OFFIZIELLES ORGAN DES ZENTRALKOMITEESDER KOMMUNISTISCHEN PARTEI KUBAS
Die Arbeiten am Aquädukt waren Teil der Tagesordnung Photo: Juvenal Balán

Hunderte Kilometer an Tunneln, Kanälen und Brücken sind Teil derAquädukte, die im Land errichtet werden. Wenn sie fertiggestellt sind, können etwa 400.000 Hektar daraus ihren Nutzen ziehen.

Als Teil des Aquädukts Osten-Westen wurden in einer ersten Etappe die Wasserzuleitungen von Colorado-Naranjo und Nipe-Gibara gebaut. Damit konnten 2 Millionen Kubikmeter Wasser für die Stadt Holguín und etwa vier Millionen Kubikmeter für das touristische Zentrum im Norden der Provinz garantiert werden.

Mit der Fertigstellung des Aquädukts zwischen den Talsperren Mayarí und Birán sind bereits über 2.055 Hektar der insgesamt in dieser Etappe vorgesehenen 12.800 Hektar bewässert und weitere befinden sich in der Phase der Überprüfung und Inbetriebnahme.

Das erklärte der Generaldirektor des für Aquädukte zuständigen Unternehmens (DIP) , Roberto Pupo Verdecia bei einer jüngsten Überprüfung des hydraulischen Programms durch den Präsidenten des Staats- und des Ministerrats Miguel Díaz-Canel Bermúdez.

Um das Wasser sofort nach Fertigstellung des Werks nutzen zu können, hat man für die dritte Etappe parallel dazu ein Bewässungssystem für die Landwirtschaft und die Unternehmensgruppe Azcuba entworfen. Dies hat es ermöglicht bis jetzt 546 Hektar von den insgesamt 13.400 bis zum Ende der Phase vorgesehenen zu bewässern.

Man arbeitet gleichzeitig in zwei Richtungen; im Norwesten am Hauptkanal Birán- Báguano-Banes und der Talsperre Mejías und im Osten an den Tunneln der Talsperren Mayarí und Levisa.

Wie die Untersuchung ergab, zeigt sich am Aquädukt in Richtung Norden, dass alle Arbeiten programmgemäß und mit guter Qualität abgeschlossen werden konnten.

Die Vizepräsidentin des Staats- und des Ministerrats Inés María Chapman Waugh betonte, dass die Ausführungen der unterirdischen Arbeiten am Tunnel Levisa-Mayarí in ihrem Verlauf unter äußerst schwierigen geologischen Bedingungen stattfänden, was das Vorankommen beeinträchtigt habe.
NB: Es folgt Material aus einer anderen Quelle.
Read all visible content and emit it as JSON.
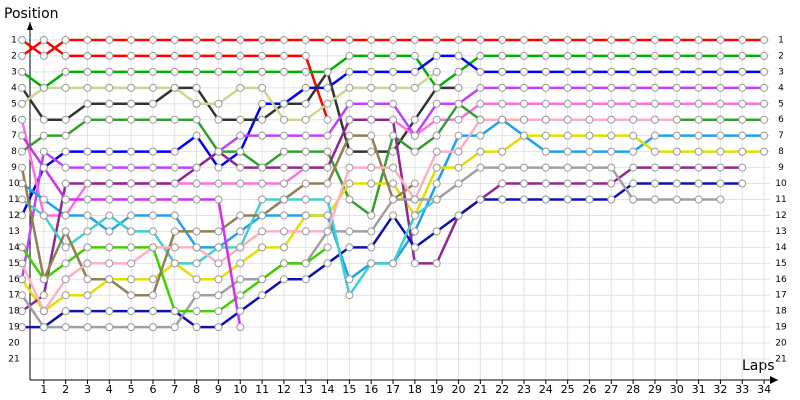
{
  "chart_data": {
    "type": "line",
    "title": "Position",
    "x_label": "Laps",
    "x": [
      0,
      1,
      2,
      3,
      4,
      5,
      6,
      7,
      8,
      9,
      10,
      11,
      12,
      13,
      14,
      15,
      16,
      17,
      18,
      19,
      20,
      21,
      22,
      23,
      24,
      25,
      26,
      27,
      28,
      29,
      30,
      31,
      32,
      33,
      34
    ],
    "xlim": [
      0,
      34.5
    ],
    "xticks": [
      1,
      2,
      3,
      4,
      5,
      6,
      7,
      8,
      9,
      10,
      11,
      12,
      13,
      14,
      15,
      16,
      17,
      18,
      19,
      20,
      21,
      22,
      23,
      24,
      25,
      26,
      27,
      28,
      29,
      30,
      31,
      32,
      33,
      34
    ],
    "ylim": [
      22,
      0
    ],
    "yticks": [
      1,
      2,
      3,
      4,
      5,
      6,
      7,
      8,
      9,
      10,
      11,
      12,
      13,
      14,
      15,
      16,
      17,
      18,
      19,
      20,
      21
    ],
    "grid": true,
    "series": [
      {
        "color": "#ff0000",
        "values": [
          1,
          2,
          1,
          1,
          1,
          1,
          1,
          1,
          1,
          1,
          1,
          1,
          1,
          1,
          1,
          1,
          1,
          1,
          1,
          1,
          1,
          1,
          1,
          1,
          1,
          1,
          1,
          1,
          1,
          1,
          1,
          1,
          1,
          1,
          1
        ]
      },
      {
        "color": "#ff0000",
        "values": [
          2,
          1,
          2,
          2,
          2,
          2,
          2,
          2,
          2,
          2,
          2,
          2,
          2,
          2,
          6,
          null,
          null,
          null,
          null,
          null,
          null,
          null,
          null,
          null,
          null,
          null,
          null,
          null,
          null,
          null,
          null,
          null,
          null,
          null,
          null
        ]
      },
      {
        "color": "#00b000",
        "values": [
          3,
          4,
          3,
          3,
          3,
          3,
          3,
          3,
          3,
          3,
          3,
          3,
          3,
          3,
          3,
          2,
          2,
          2,
          2,
          4,
          3,
          2,
          2,
          2,
          2,
          2,
          2,
          2,
          2,
          2,
          2,
          2,
          2,
          2,
          2
        ]
      },
      {
        "color": "#0000ff",
        "values": [
          12,
          9,
          8,
          8,
          8,
          8,
          8,
          8,
          7,
          9,
          8,
          5,
          5,
          4,
          4,
          3,
          3,
          3,
          3,
          2,
          2,
          3,
          3,
          3,
          3,
          3,
          3,
          3,
          3,
          3,
          3,
          3,
          3,
          3,
          3
        ]
      },
      {
        "color": "#333333",
        "values": [
          4,
          6,
          6,
          5,
          5,
          5,
          5,
          4,
          4,
          6,
          6,
          6,
          5,
          5,
          3,
          8,
          8,
          8,
          6,
          4,
          4,
          null,
          null,
          null,
          null,
          null,
          null,
          null,
          null,
          null,
          null,
          null,
          null,
          null,
          null
        ]
      },
      {
        "color": "#c8d890",
        "values": [
          5,
          4,
          4,
          4,
          4,
          4,
          4,
          4,
          5,
          5,
          4,
          4,
          6,
          6,
          5,
          4,
          4,
          4,
          4,
          3,
          null,
          null,
          null,
          null,
          null,
          null,
          null,
          null,
          null,
          null,
          null,
          null,
          null,
          null,
          null
        ]
      },
      {
        "color": "#c040ff",
        "values": [
          16,
          8,
          9,
          9,
          9,
          9,
          9,
          9,
          9,
          8,
          7,
          7,
          7,
          7,
          7,
          5,
          5,
          5,
          7,
          5,
          5,
          4,
          4,
          4,
          4,
          4,
          4,
          4,
          4,
          4,
          4,
          4,
          4,
          4,
          4
        ]
      },
      {
        "color": "#ff70e0",
        "values": [
          6,
          12,
          12,
          10,
          10,
          10,
          10,
          10,
          10,
          10,
          10,
          10,
          10,
          9,
          9,
          6,
          6,
          6,
          7,
          6,
          6,
          5,
          5,
          5,
          5,
          5,
          5,
          5,
          5,
          5,
          5,
          5,
          5,
          5,
          5
        ]
      },
      {
        "color": "#30a030",
        "values": [
          8,
          7,
          7,
          6,
          6,
          6,
          6,
          6,
          6,
          8,
          8,
          9,
          8,
          8,
          8,
          11,
          12,
          7,
          8,
          7,
          5,
          6,
          6,
          6,
          6,
          6,
          6,
          6,
          6,
          6,
          6,
          6,
          6,
          6,
          6
        ]
      },
      {
        "color": "#20a0f0",
        "values": [
          10,
          11,
          12,
          12,
          13,
          12,
          12,
          12,
          14,
          14,
          13,
          12,
          12,
          12,
          12,
          16,
          15,
          15,
          13,
          10,
          7,
          7,
          6,
          7,
          8,
          8,
          8,
          8,
          8,
          7,
          7,
          7,
          7,
          7,
          7
        ]
      },
      {
        "color": "#e0e000",
        "values": [
          16,
          18,
          17,
          17,
          16,
          16,
          16,
          15,
          16,
          16,
          15,
          14,
          14,
          12,
          12,
          10,
          10,
          10,
          12,
          9,
          9,
          8,
          8,
          7,
          7,
          7,
          7,
          7,
          7,
          8,
          8,
          8,
          8,
          8,
          8
        ]
      },
      {
        "color": "#902890",
        "values": [
          18,
          17,
          10,
          10,
          10,
          10,
          10,
          10,
          9,
          8,
          9,
          9,
          9,
          9,
          9,
          6,
          6,
          6,
          15,
          15,
          12,
          11,
          10,
          10,
          10,
          10,
          10,
          10,
          9,
          9,
          9,
          9,
          9,
          9,
          null
        ]
      },
      {
        "color": "#1010b0",
        "values": [
          19,
          19,
          18,
          18,
          18,
          18,
          18,
          18,
          19,
          19,
          18,
          17,
          16,
          16,
          15,
          14,
          14,
          12,
          14,
          13,
          12,
          11,
          11,
          11,
          11,
          11,
          11,
          11,
          10,
          10,
          10,
          10,
          10,
          10,
          null
        ]
      },
      {
        "color": "#a0a0a0",
        "values": [
          17,
          19,
          19,
          19,
          19,
          19,
          19,
          19,
          17,
          17,
          16,
          16,
          15,
          15,
          13,
          13,
          13,
          11,
          11,
          11,
          10,
          9,
          9,
          9,
          9,
          9,
          9,
          9,
          11,
          11,
          11,
          11,
          11,
          null,
          null
        ]
      },
      {
        "color": "#40d000",
        "values": [
          14,
          16,
          15,
          14,
          14,
          14,
          14,
          18,
          18,
          18,
          17,
          16,
          15,
          15,
          14,
          null,
          null,
          null,
          null,
          null,
          null,
          null,
          null,
          null,
          null,
          null,
          null,
          null,
          null,
          null,
          null,
          null,
          null,
          null,
          null
        ]
      },
      {
        "color": "#40d0d0",
        "values": [
          11,
          12,
          14,
          13,
          12,
          13,
          13,
          15,
          15,
          14,
          14,
          11,
          11,
          11,
          11,
          17,
          15,
          15,
          12,
          11,
          null,
          null,
          null,
          null,
          null,
          null,
          null,
          null,
          null,
          null,
          null,
          null,
          null,
          null,
          null
        ]
      },
      {
        "color": "#908050",
        "values": [
          9,
          16,
          13,
          16,
          16,
          17,
          17,
          13,
          13,
          13,
          12,
          12,
          11,
          10,
          10,
          7,
          7,
          11,
          10,
          null,
          null,
          null,
          null,
          null,
          null,
          null,
          null,
          null,
          null,
          null,
          null,
          null,
          null,
          null,
          null
        ]
      },
      {
        "color": "#ffb0c0",
        "values": [
          15,
          18,
          16,
          15,
          15,
          15,
          14,
          14,
          14,
          15,
          14,
          13,
          13,
          13,
          13,
          9,
          9,
          9,
          11,
          8,
          8,
          6,
          6,
          6,
          6,
          6,
          6,
          6,
          6,
          6,
          6,
          null,
          null,
          null,
          null
        ]
      },
      {
        "color": "#d030f0",
        "values": [
          7,
          9,
          11,
          11,
          11,
          11,
          11,
          11,
          11,
          11,
          19,
          null,
          null,
          null,
          null,
          null,
          null,
          null,
          null,
          null,
          null,
          null,
          null,
          null,
          null,
          null,
          null,
          null,
          null,
          null,
          null,
          null,
          null,
          null,
          null
        ]
      }
    ]
  }
}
Zur Zeit sei man dabei effizientere Gerätschaften zu erwerben.

Die Aquädukte sind entscheidend für die Entwicklung der Gebiete im Osten Kubas Photo: Juvenal Balán

Der Direktor des DIP Unternehmens führte aus, dass man in diesem Jahr das Reisangebaugebiet Cosme-Herrera wegen der Rolle, die es beim Ersatz von Importen spiele, erweitern werde.

Die Ausführung des Aquädukts Ost-West im Osten des Landes ist ein strategisches Programm, denn es trägt nicht nur zur wirtschaftlichen und sozialen Entwicklung bei, sondern setzt elementare Marksteine bei der Erfüllung der Ziele zur nachhaltigen Entwicklung, vermindert die Auswirkungen der Dürre und des Klimawandels.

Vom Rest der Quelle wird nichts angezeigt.